An analysis of the species records in the Caucasian Spiders Database revealed that for most regions in the Caucasus Ecoregion not more than 100 species have been recorded and from some areas not a single spider specimen has ever been collected and published, e.g. the northern parts of Krasnodar Kray, Stavropol Kray, northwestern and western Armenia, regions within and west of Nagorno Karabakh and parts in southern Azerbaijan (see map).

Hotspots of spider species records (red parts) merely reflect the favorite collecting destinations of arachnologists in the past and present, e.g. Tamara Mcheidze collected mostly in and around Tbilisi and Peter Dunin intensively studied the spider fauna of the Apsheron Peninsula around Baku.

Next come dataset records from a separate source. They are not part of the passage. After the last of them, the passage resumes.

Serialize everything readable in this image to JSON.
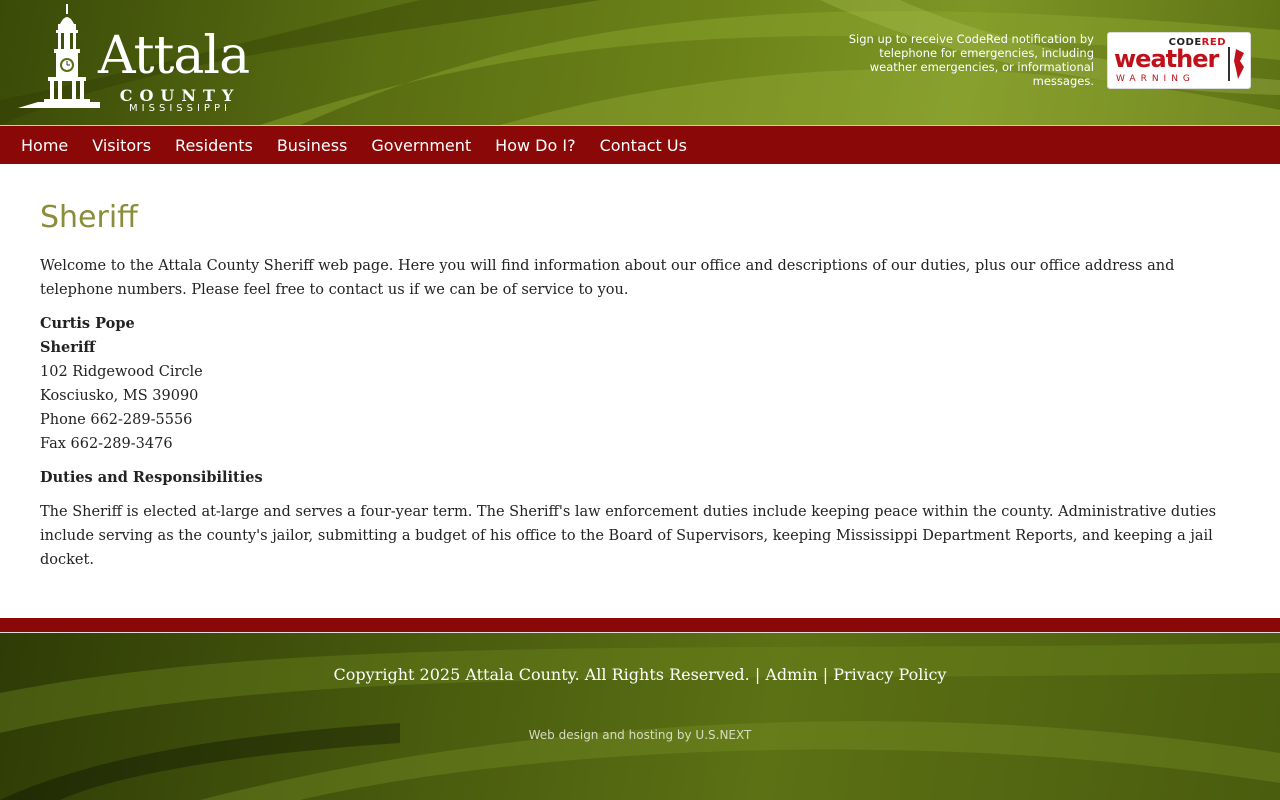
{
  "header": {
    "logo": {
      "title": "Attala",
      "county": "COUNTY",
      "state": "MISSISSIPPI"
    },
    "codered": {
      "text": "Sign up to receive CodeRed notification by telephone for emergencies, including weather emergencies, or informational messages.",
      "badge_code": "CODE",
      "badge_red": "RED",
      "badge_weather": "weather",
      "badge_warning": "WARNING"
    }
  },
  "nav": {
    "items": [
      {
        "label": "Home"
      },
      {
        "label": "Visitors"
      },
      {
        "label": "Residents"
      },
      {
        "label": "Business"
      },
      {
        "label": "Government"
      },
      {
        "label": "How Do I?"
      },
      {
        "label": "Contact Us"
      }
    ]
  },
  "main": {
    "title": "Sheriff",
    "intro": "Welcome to the Attala County Sheriff web page.  Here you will find information about our office and descriptions of our duties, plus our office address and telephone numbers.  Please feel free to contact us if we can be of service to you.",
    "contact": {
      "name": "Curtis Pope",
      "role": "Sheriff",
      "address1": "102 Ridgewood Circle",
      "address2": "Kosciusko, MS 39090",
      "phone": "Phone  662-289-5556",
      "fax": "Fax  662-289-3476"
    },
    "duties_heading": "Duties and Responsibilities",
    "duties_text": "The Sheriff is elected at-large and serves a four-year term.  The Sheriff's law enforcement duties include keeping peace within the county.  Administrative duties include serving as the county's jailor, submitting a budget of his office to the Board of Supervisors, keeping Mississippi Department Reports, and keeping a jail docket."
  },
  "footer": {
    "copyright": "Copyright 2025 Attala County. All Rights Reserved.",
    "sep1": " | ",
    "admin": "Admin",
    "sep2": " | ",
    "privacy": "Privacy Policy",
    "credit": "Web design and hosting by U.S.NEXT"
  },
  "colors": {
    "nav_bg": "#8b0808",
    "title": "#8a8d3a",
    "header_green": "#5a6e12"
  }
}
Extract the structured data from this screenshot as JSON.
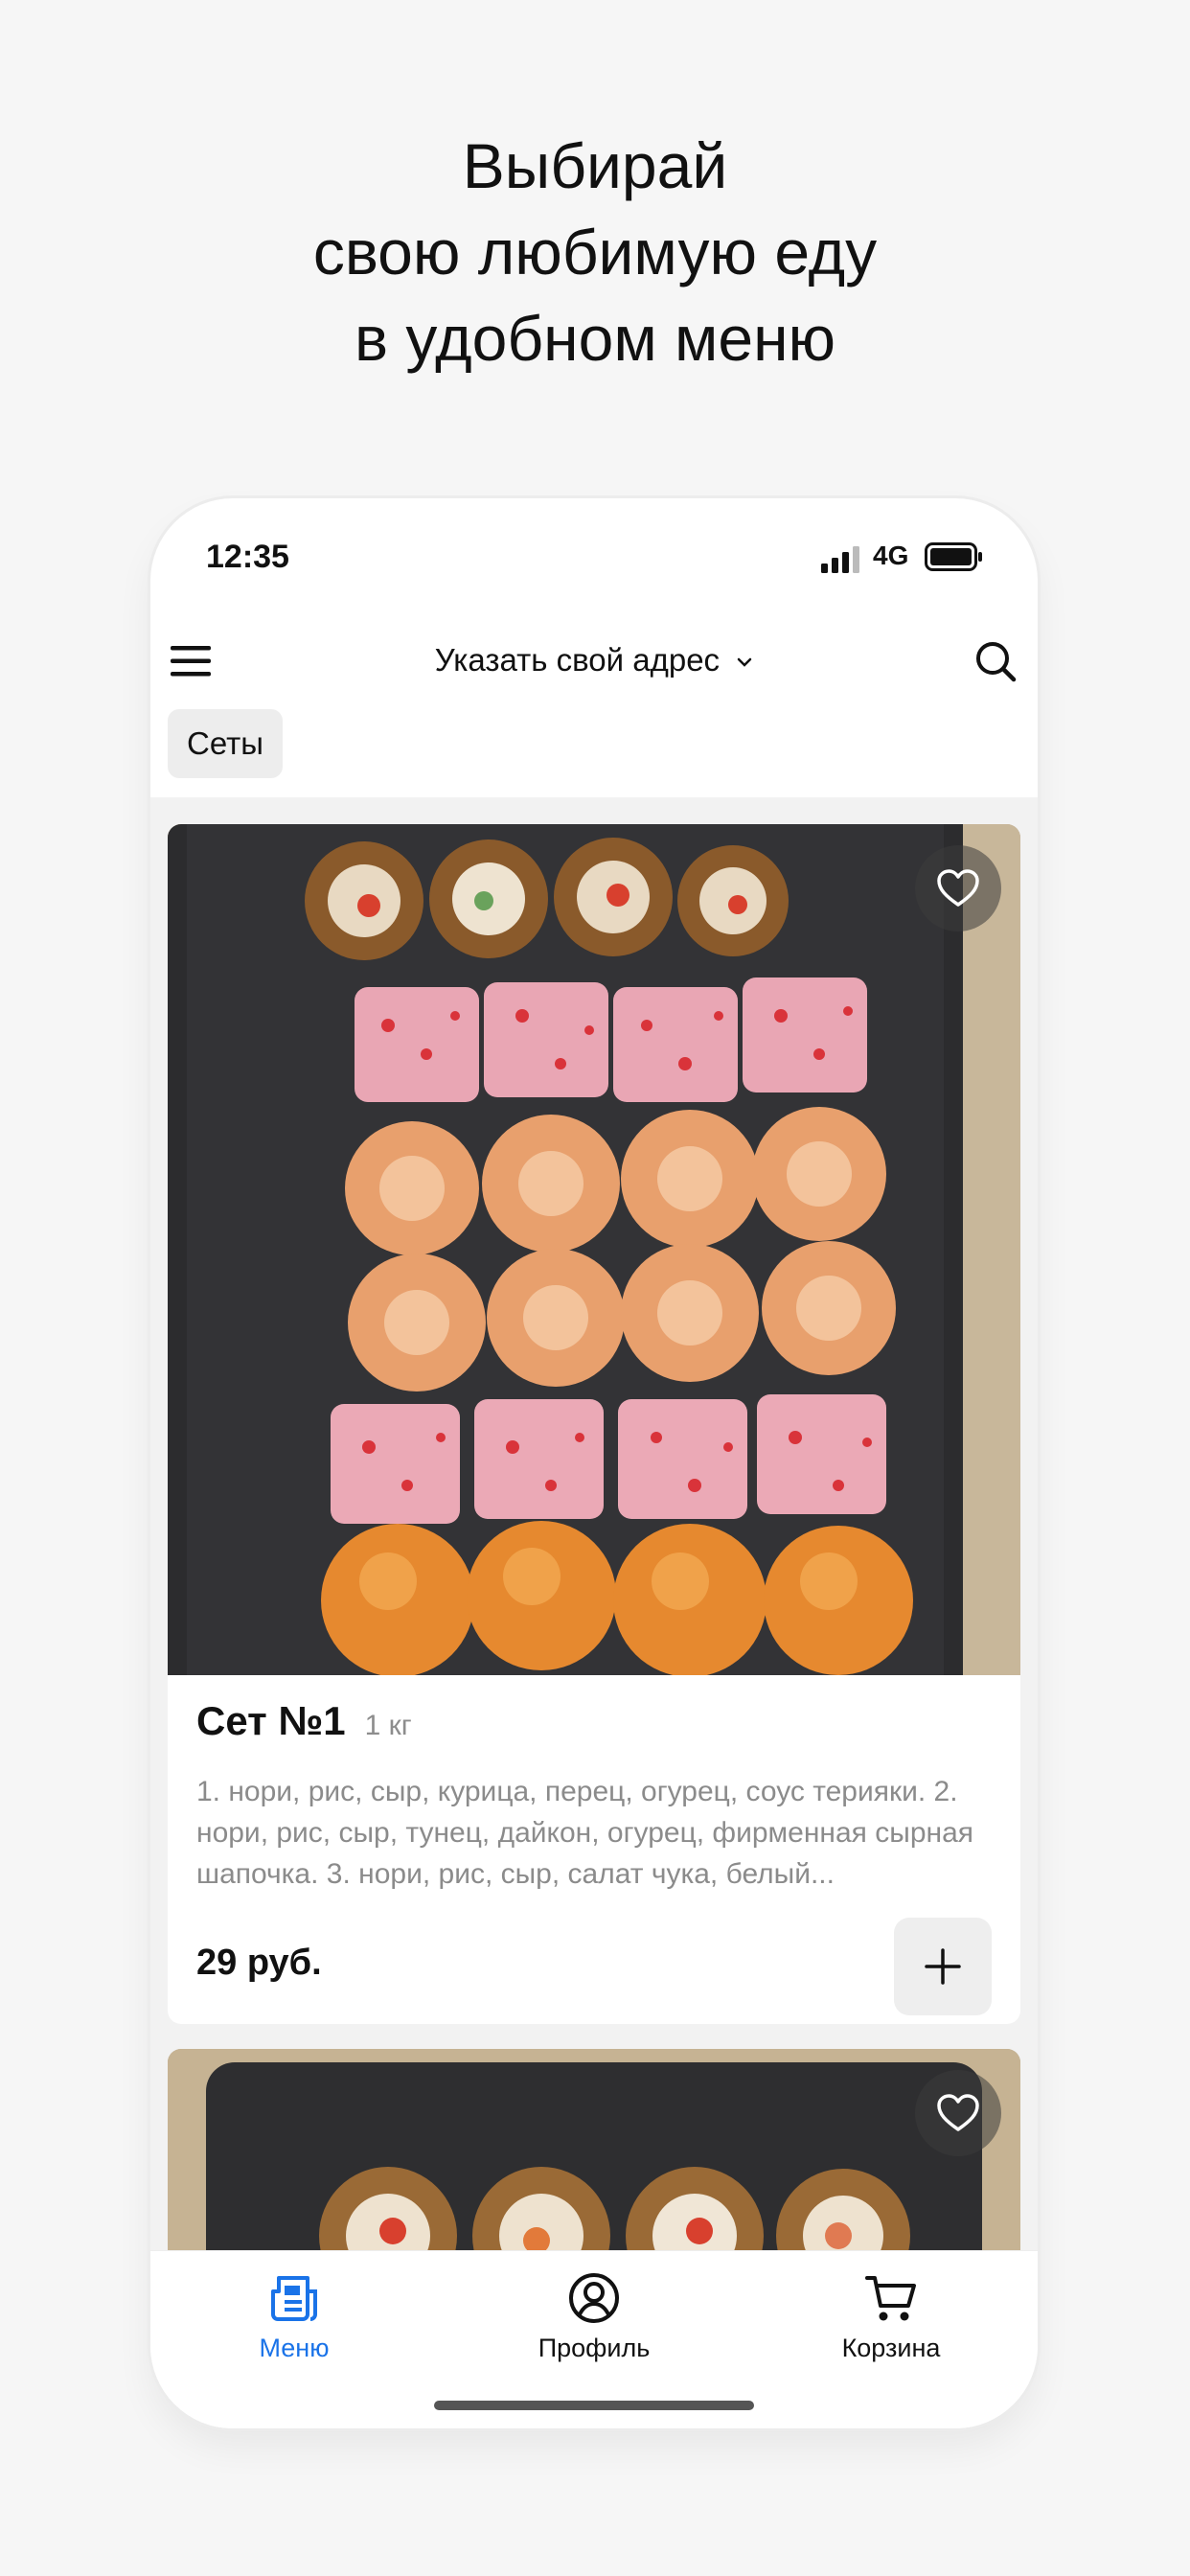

By 池田正樹 (talk) masaki ikeda (Own work) [Public domain], via Wikimedia Commons

Argiope bruennichi, (c) Wikimedia Commons

Almost nothing is known about the genetic diversity of the spiders in the Caucasus, but Krehenwinkel & Tautz (2013) presented one of the few studies with the first information on high genetic diversity in spiders of the Caucasus Ecoregion. In their study populations of Argiope bruennichi (Scopoli, 1772) the Caucasus Ecoregion were the only populations — compared to populations in Europe, Russia and East Asia — with all haplotypes present, thus identifying this region as the probable refugial region for western European populations during glaciation events.
The well-known rapid northward range expansion of this species in the last decades was attributed by the authors to genetic admixture of cold-adaptation alleles from East Asian populations.